Una cosa son los discursos y las declaraciones triunfalista de los representantes políticos y otra la contumaz realidad de los hechos, en España tenemos la banda ancha más cara de la OCDE y con un penetración por debajo de la media.
Esto lo viene a poner de manifiesto el último informe de la Organización para el Cooperación y el Desarrollo Económico (OCDE), sobre la situación de la banda ancha en los países desarrollados. En el mismo se demuestra que España no solo no avanza sino que retrocede, de forma que se ha convertido en la nación más cara.
En materia de banda ancha siempre ha habido tres grandes grupos. Corea del Sur y los países nórdicos europeos están en el primero a mucha distancia del resto. El segundo grupo lo conforman Estados Unidos, Japón y la mayoría de las naciones del Viejo Continente. Y el tercer grupo es el de los alumnos menos aplicados donde siempre encontramos a España.
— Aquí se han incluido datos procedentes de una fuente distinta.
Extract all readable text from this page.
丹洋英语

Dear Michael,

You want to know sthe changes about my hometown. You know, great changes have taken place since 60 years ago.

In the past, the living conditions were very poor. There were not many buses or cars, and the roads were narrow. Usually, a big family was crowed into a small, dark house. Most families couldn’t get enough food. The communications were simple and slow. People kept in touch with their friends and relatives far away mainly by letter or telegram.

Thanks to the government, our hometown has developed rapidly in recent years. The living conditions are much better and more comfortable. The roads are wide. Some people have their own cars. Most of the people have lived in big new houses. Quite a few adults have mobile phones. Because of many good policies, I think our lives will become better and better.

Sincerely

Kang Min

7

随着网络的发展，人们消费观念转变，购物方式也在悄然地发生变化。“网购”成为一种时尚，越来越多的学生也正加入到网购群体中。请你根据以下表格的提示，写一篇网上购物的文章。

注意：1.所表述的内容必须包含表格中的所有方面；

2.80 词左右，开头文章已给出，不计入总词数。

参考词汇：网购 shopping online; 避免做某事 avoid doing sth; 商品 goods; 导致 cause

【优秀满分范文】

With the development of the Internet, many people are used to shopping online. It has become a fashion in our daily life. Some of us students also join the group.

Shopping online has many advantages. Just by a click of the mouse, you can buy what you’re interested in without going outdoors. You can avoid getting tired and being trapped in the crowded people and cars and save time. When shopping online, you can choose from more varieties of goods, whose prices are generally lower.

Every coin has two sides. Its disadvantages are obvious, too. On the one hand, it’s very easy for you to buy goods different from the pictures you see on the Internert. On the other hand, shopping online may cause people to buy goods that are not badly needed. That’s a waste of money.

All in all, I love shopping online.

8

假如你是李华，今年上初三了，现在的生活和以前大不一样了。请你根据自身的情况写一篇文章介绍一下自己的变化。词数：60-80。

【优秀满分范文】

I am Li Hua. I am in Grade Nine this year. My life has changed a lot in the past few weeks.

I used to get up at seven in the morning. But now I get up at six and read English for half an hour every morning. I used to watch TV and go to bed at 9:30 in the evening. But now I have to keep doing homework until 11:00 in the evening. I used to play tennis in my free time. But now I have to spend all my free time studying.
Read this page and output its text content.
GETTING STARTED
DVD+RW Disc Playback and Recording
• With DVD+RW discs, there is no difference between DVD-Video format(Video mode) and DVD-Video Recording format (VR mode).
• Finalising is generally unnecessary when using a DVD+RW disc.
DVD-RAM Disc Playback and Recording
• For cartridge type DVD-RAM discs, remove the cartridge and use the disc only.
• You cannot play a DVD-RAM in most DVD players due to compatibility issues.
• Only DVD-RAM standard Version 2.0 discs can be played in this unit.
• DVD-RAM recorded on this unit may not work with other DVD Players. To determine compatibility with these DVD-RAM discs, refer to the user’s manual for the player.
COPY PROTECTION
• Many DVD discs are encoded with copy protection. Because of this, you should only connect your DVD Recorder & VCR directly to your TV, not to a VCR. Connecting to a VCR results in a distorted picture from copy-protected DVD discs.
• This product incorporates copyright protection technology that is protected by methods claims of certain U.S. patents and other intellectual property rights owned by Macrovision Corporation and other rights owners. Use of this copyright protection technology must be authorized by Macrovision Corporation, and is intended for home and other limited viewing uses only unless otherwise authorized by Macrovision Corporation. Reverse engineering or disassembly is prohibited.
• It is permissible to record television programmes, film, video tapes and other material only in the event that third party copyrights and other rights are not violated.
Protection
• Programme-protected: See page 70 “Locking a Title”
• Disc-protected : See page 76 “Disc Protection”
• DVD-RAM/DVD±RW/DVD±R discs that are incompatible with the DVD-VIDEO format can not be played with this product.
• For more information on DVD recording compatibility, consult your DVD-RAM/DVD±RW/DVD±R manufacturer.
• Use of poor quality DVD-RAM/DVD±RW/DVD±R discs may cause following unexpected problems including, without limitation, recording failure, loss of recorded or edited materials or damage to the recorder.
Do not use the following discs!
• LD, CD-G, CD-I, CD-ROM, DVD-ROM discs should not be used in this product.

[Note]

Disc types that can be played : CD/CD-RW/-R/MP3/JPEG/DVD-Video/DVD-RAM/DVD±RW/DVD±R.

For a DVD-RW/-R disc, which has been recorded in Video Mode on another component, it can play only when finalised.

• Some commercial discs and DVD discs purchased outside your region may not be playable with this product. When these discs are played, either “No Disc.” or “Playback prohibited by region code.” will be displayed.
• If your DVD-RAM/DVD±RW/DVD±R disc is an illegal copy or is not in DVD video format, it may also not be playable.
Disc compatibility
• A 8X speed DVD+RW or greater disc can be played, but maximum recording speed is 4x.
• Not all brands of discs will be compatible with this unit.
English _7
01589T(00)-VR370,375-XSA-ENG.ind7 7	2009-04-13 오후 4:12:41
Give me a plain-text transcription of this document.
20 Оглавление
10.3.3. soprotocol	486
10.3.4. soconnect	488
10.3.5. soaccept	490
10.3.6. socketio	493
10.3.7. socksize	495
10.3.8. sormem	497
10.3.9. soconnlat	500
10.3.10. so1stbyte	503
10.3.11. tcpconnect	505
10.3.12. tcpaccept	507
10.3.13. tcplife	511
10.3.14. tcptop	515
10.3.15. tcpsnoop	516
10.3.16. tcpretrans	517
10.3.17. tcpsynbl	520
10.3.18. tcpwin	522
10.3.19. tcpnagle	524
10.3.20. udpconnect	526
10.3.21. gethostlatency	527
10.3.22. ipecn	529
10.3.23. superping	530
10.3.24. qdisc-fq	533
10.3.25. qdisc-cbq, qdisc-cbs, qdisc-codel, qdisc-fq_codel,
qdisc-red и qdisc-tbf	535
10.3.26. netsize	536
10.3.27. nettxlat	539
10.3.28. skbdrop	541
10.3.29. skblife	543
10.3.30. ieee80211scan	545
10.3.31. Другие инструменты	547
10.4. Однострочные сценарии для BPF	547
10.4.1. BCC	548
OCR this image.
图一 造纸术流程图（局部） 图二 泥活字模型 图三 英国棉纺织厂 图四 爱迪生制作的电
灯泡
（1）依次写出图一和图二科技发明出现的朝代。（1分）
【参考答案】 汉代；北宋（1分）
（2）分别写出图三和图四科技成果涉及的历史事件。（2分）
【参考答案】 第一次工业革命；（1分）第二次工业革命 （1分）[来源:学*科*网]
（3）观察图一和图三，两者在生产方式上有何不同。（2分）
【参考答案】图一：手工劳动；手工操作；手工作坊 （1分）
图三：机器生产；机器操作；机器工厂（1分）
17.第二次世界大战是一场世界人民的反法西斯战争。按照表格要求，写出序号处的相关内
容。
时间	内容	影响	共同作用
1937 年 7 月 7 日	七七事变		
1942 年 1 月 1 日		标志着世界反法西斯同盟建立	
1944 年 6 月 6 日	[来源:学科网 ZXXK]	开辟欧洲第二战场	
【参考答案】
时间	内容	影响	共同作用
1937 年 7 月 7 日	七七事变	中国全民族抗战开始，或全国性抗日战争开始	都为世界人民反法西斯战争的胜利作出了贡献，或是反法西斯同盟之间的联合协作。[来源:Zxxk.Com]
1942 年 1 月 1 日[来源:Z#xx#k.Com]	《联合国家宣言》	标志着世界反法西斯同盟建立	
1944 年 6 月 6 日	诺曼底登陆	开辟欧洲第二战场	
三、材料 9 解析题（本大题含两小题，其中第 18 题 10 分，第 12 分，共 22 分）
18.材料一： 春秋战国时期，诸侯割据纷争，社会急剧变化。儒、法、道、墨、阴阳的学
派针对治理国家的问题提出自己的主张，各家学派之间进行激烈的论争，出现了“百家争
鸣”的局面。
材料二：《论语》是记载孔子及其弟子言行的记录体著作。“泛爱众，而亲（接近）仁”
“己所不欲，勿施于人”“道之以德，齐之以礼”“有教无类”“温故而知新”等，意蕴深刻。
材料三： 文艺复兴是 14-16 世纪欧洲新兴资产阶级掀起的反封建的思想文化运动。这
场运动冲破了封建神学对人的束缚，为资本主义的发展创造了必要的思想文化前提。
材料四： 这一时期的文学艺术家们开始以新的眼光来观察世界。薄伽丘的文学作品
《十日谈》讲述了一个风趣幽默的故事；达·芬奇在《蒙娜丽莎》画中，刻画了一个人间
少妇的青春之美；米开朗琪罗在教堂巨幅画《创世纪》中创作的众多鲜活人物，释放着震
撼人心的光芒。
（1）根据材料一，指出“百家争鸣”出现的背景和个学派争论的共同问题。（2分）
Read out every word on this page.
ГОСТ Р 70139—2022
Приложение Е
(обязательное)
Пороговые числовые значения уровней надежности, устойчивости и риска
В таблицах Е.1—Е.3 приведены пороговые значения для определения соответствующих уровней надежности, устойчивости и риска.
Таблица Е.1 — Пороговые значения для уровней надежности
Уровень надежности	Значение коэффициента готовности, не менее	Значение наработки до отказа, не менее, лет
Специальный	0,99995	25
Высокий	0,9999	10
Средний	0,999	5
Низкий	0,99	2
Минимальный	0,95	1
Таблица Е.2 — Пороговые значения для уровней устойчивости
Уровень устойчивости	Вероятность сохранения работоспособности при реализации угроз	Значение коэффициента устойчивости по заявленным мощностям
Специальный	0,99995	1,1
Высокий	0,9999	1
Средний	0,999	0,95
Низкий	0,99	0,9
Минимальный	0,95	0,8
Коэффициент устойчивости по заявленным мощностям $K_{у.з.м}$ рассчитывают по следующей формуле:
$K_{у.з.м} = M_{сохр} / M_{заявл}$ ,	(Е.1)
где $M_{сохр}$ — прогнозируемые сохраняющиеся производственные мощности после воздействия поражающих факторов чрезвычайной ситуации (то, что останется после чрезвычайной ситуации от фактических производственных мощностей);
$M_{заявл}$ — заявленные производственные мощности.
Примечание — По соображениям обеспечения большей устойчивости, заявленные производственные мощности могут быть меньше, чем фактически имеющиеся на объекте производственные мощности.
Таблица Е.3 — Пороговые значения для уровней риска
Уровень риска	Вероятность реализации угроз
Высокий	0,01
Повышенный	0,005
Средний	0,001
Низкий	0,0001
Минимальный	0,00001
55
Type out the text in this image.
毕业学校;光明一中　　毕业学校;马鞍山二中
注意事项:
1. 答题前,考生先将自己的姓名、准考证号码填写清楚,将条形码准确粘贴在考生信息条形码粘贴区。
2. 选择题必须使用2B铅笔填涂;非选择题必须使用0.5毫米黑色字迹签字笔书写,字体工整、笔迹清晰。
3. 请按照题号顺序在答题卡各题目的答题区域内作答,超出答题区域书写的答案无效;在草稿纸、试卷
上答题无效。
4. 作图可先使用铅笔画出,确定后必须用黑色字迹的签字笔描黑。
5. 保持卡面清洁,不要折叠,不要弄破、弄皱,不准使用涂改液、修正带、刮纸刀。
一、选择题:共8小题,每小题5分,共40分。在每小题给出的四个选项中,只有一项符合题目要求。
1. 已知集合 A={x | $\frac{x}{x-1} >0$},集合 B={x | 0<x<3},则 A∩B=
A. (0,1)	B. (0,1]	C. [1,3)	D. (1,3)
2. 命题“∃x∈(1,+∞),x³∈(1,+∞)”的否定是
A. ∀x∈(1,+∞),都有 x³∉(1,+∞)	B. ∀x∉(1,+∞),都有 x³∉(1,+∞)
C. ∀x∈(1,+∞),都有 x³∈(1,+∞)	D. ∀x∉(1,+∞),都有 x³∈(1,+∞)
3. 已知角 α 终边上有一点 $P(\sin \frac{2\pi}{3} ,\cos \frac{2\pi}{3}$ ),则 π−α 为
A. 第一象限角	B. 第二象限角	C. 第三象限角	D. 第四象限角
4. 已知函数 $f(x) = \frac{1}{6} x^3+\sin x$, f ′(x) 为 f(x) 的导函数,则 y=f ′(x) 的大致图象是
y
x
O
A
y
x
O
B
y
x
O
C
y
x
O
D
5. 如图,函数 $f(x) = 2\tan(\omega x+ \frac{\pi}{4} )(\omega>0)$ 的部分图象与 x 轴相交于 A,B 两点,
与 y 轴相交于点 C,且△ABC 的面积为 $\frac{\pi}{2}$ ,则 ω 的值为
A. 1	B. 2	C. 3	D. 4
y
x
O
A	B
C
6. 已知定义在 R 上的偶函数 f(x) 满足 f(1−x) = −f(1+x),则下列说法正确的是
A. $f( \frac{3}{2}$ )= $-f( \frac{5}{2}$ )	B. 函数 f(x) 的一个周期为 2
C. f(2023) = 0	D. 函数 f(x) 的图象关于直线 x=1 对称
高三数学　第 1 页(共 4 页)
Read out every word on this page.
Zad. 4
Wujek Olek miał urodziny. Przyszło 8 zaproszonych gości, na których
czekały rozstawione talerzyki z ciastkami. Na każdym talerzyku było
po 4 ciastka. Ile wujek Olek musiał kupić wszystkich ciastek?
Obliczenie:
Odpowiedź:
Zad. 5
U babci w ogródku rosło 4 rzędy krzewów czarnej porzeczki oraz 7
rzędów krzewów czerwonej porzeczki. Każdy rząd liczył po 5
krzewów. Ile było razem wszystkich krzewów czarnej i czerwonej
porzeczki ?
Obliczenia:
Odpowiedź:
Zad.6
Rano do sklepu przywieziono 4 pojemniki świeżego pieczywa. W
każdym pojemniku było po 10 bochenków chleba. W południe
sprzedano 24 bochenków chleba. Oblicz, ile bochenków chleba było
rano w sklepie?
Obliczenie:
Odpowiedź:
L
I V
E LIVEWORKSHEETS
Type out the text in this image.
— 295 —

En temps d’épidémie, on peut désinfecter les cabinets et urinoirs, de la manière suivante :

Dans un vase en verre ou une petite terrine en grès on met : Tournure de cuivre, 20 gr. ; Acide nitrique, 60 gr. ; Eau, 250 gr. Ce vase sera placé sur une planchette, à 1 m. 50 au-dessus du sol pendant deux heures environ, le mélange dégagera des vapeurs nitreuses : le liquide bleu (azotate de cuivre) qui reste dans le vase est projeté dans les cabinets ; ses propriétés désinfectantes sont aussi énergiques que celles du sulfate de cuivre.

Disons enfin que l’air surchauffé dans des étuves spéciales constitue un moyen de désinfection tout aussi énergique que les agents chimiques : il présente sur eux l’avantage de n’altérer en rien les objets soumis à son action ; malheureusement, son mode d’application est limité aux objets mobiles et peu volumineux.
Además tradicionalmente España ha estado entre los países más caros, como se puede constatar por los sucesivos informes de la OCDE, pero en el último año nos hemos superado y hemos experimentado un retroceso hasta encabezar el ranking de tener la banda ancha más cara, tanto si tomamos como referencia la tarifa más barata, como si tomamos como referencia el precio de la banda ancha media.
El informe es concluyente, España es la nación donde más se paga por este servicio y además nuestro acceso a Internet a alta velocidad es inferior al de los países del entorno.